Special Awareness Training Ordered for Washington, D.C. Metro Area VFR Pilots
August 13, 2008 — The FAA issued a long-anticipated final rule this week requiring “special awareness’’ training for any pilot who flies under visual flight rules (VFR) within a 60-nautical-mile (NM) radius of the Washington, DC DCA VOR/DME. The rule becomes effective on February 9, 2009, and involves training developed and provided by the FAA at www.FAASafety.gov.
The FAA says its primary focus is to educate the pilot community in an effort to reduce the number of unauthorized flights into the D.C. Air Defense Identification Zone (ADIZ) and the Flight Restricted Zone (FRZ).
“EAA and other general aviation organizations have voiced opposition to this mandatory training requirement,” said EAA’s Doug Macnair, vice president of government relations. “While we wish that this new requirement had not come along, this final rule is the government’s measured response to more than 3,000 ADIZ incursions that have occurred.”
“Like it or not, the mandatory awareness training is the least onerous intervention the government can take on incursions,” Macnair added. “And if incursions continue after this training requirement has been in place for a while, we’ll have an even more difficult time opposing those who want to greatly increase restricted areas, so it’s really up to us to become more vigilant about this.”
The final rule requires a VFR pilot to complete the free online training course and download a certificate of training completion. That certificate would have to be presented upon request to authorized representatives of the FAA, NTSB, TSA, or any federal, state, or local law enforcement officer.
Although all of the 3,000-plus incursions were eventually determined to be non-criminal in nature, each incursion places an unnecessary burden on Federal, state, and local law enforcement resources. Several incursions have prompted a reaction by Washington security personnel to evacuate the Capitol, White House and other sensitive facilities causing considerable disruption at the highest levels of government. “Each time a serious ADIZ/FRZ incursion prompts an evacuation in Washington, much of the hard work EAA and other organizations do to improve the perception of general aviation at the highest levels of government is obviated in a few minutes,” Macnair added, “General aviation makes more enemies in minutes than all the good contacts its representative organizations can build in years. If we do not get ADIZ incursions under control, GA will be irreparably harmed - much more than it already has been.”

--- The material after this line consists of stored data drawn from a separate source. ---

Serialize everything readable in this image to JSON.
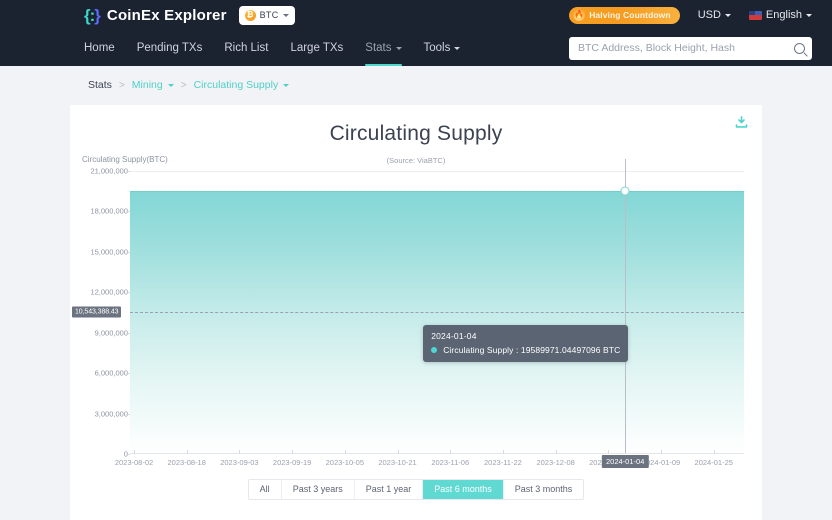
{
  "header": {
    "logo_mark_left": "{:",
    "logo_mark_right": "}",
    "logo_text": "CoinEx Explorer",
    "coin_symbol": "₿",
    "coin_label": "BTC",
    "halving_badge": "Halving Countdown",
    "flame_icon": "🔥",
    "currency": "USD",
    "language": "English",
    "nav": [
      {
        "label": "Home",
        "active": false,
        "has_caret": false
      },
      {
        "label": "Pending TXs",
        "active": false,
        "has_caret": false
      },
      {
        "label": "Rich List",
        "active": false,
        "has_caret": false
      },
      {
        "label": "Large TXs",
        "active": false,
        "has_caret": false
      },
      {
        "label": "Stats",
        "active": true,
        "has_caret": true
      },
      {
        "label": "Tools",
        "active": false,
        "has_caret": true
      }
    ],
    "search_placeholder": "BTC Address, Block Height, Hash",
    "search_value": ""
  },
  "breadcrumb": {
    "root": "Stats",
    "sep": ">",
    "level1": "Mining",
    "level2": "Circulating Supply"
  },
  "card": {
    "download_icon": "download-icon"
  },
  "colors": {
    "accent": "#4fd6cc",
    "area_top": "#83d7d6",
    "line": "#6fcfcd",
    "tooltip_bg": "#5a6472",
    "header_bg": "#1b2230",
    "badge_orange": "#f59b1f"
  },
  "tooltip": {
    "date": "2024-01-04",
    "series_label": "Circulating Supply",
    "separator": ":",
    "value": "19589971.04497096",
    "unit": "BTC",
    "full_line": "Circulating Supply : 19589971.04497096 BTC"
  },
  "axis_marker": {
    "y_value_label": "10,543,388.43",
    "x_value_label": "2024-01-04"
  },
  "ranges": {
    "options": [
      "All",
      "Past 3 years",
      "Past 1 year",
      "Past 6 months",
      "Past 3 months"
    ],
    "selected": "Past 6 months"
  },
  "chart_data": {
    "type": "area",
    "title": "Circulating Supply",
    "ylabel": "Circulating Supply(BTC)",
    "xlabel": "",
    "source": "(Source: ViaBTC)",
    "ylim": [
      0,
      21000000
    ],
    "yticks": [
      0,
      3000000,
      6000000,
      9000000,
      12000000,
      15000000,
      18000000,
      21000000
    ],
    "ytick_labels": [
      "0",
      "3,000,000",
      "6,000,000",
      "9,000,000",
      "12,000,000",
      "15,000,000",
      "18,000,000",
      "21,000,000"
    ],
    "grid": true,
    "legend": false,
    "xticks": [
      "2023-08-02",
      "2023-08-18",
      "2023-09-03",
      "2023-09-19",
      "2023-10-05",
      "2023-10-21",
      "2023-11-06",
      "2023-11-22",
      "2023-12-08",
      "2023-12-24",
      "2024-01-09",
      "2024-01-25"
    ],
    "highlighted_xtick": "2024-01-04",
    "hover_marker_y_label": "10,543,388.43",
    "series": [
      {
        "name": "Circulating Supply",
        "unit": "BTC",
        "color": "#6fcfcd",
        "x": [
          "2023-08-02",
          "2023-08-18",
          "2023-09-03",
          "2023-09-19",
          "2023-10-05",
          "2023-10-21",
          "2023-11-06",
          "2023-11-22",
          "2023-12-08",
          "2023-12-24",
          "2024-01-04",
          "2024-01-09",
          "2024-01-25"
        ],
        "values": [
          19446000,
          19465000,
          19484000,
          19503000,
          19522000,
          19540000,
          19558000,
          19566000,
          19578000,
          19584000,
          19589971.04497096,
          19592000,
          19610000
        ],
        "hover_point": {
          "x": "2024-01-04",
          "y": 19589971.04497096
        }
      }
    ],
    "annotations": [
      {
        "type": "crosshair",
        "x": "2024-01-04"
      },
      {
        "type": "y-axis-tag",
        "label": "10,543,388.43"
      }
    ]
  }
}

EAA and other general aviation organization have worked tirelessly to minimize the impact of airspace and other operational restrictions on general aviation in the wake of the 9/11 terrorist attacks but the pressure from national security interests for greater restrictions is continual and has in no way diminished with the passage of time. EAA will continue to do everything we can to educate top level elected and security officials of the true nature of general aviation and press for reasoned and risk-based approaches to security as necessary.